On an annual basis, the average fast-food worker takes home $20,800, less than half the national average of $43,400. McDonald's appears to pay even worse, at least with its newest hires. In the press release for its national hiring day, the multi-billion-dollar company said it would spend $518 million on the newest round of hires, or $8,354 a head. Hence the Oxford English Dictionary’s definition of "McJob" as "a low-paying job that requires little skill and provides little opportunity for advancement."

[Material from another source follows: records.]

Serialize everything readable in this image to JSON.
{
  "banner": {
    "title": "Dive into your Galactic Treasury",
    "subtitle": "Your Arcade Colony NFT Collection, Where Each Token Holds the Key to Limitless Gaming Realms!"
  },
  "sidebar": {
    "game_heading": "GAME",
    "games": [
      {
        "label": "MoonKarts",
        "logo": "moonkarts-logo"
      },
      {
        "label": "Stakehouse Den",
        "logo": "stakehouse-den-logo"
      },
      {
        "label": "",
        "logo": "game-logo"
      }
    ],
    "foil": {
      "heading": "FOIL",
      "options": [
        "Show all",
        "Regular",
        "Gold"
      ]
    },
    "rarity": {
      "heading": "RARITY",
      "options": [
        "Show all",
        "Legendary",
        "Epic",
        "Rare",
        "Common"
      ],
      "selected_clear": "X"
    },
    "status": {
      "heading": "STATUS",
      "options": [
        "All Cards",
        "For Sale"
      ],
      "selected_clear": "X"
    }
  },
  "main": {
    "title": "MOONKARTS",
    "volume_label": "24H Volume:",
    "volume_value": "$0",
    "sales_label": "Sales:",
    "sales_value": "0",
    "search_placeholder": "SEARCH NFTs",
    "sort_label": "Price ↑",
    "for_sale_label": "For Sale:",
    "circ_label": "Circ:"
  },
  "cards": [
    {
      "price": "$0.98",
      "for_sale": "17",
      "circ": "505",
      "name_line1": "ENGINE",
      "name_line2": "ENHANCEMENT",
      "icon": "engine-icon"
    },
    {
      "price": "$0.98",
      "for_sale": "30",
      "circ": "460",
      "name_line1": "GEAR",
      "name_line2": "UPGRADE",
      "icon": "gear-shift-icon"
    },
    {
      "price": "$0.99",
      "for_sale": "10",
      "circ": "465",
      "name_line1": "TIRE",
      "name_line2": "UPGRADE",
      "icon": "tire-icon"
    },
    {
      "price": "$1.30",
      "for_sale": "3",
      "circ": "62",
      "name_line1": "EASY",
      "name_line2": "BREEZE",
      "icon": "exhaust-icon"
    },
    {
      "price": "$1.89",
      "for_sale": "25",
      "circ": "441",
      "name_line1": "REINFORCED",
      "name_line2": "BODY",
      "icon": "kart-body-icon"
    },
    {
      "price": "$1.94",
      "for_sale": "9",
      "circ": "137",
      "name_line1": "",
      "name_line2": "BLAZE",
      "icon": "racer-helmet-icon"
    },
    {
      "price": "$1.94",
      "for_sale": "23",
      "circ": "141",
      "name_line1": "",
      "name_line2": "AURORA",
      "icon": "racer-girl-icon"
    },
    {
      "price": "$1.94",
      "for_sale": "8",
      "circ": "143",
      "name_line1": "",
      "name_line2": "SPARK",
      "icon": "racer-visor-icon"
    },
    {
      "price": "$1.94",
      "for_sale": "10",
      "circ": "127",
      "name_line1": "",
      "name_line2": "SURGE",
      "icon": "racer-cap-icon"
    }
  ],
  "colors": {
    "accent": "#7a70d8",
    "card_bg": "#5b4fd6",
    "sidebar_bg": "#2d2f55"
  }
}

Of course, if you read only the headlines, you might think that the jobs picture was improving. The economy added 1.3 million private-sector jobs between February 2010 and January 2011, and the headline unemployment rate edged downward, from 9.8% to 8.8%, between November of last year and March. It inched upward in April, to 9%, but tempering that increase was the news that the economy added 244,000 jobs last month (not including those 62,000 McJobs), beating economists' expectations.

CONTINUED w LINKS...

http://www.alternet.org/economy/150872/mceconomy%3A_is_america%27s_middle_class_doomed_to_low-wage_jobs_and_a_poor_standard_of_living/



Would the chicago School know the answer? If we super-size wages, GNP would go up.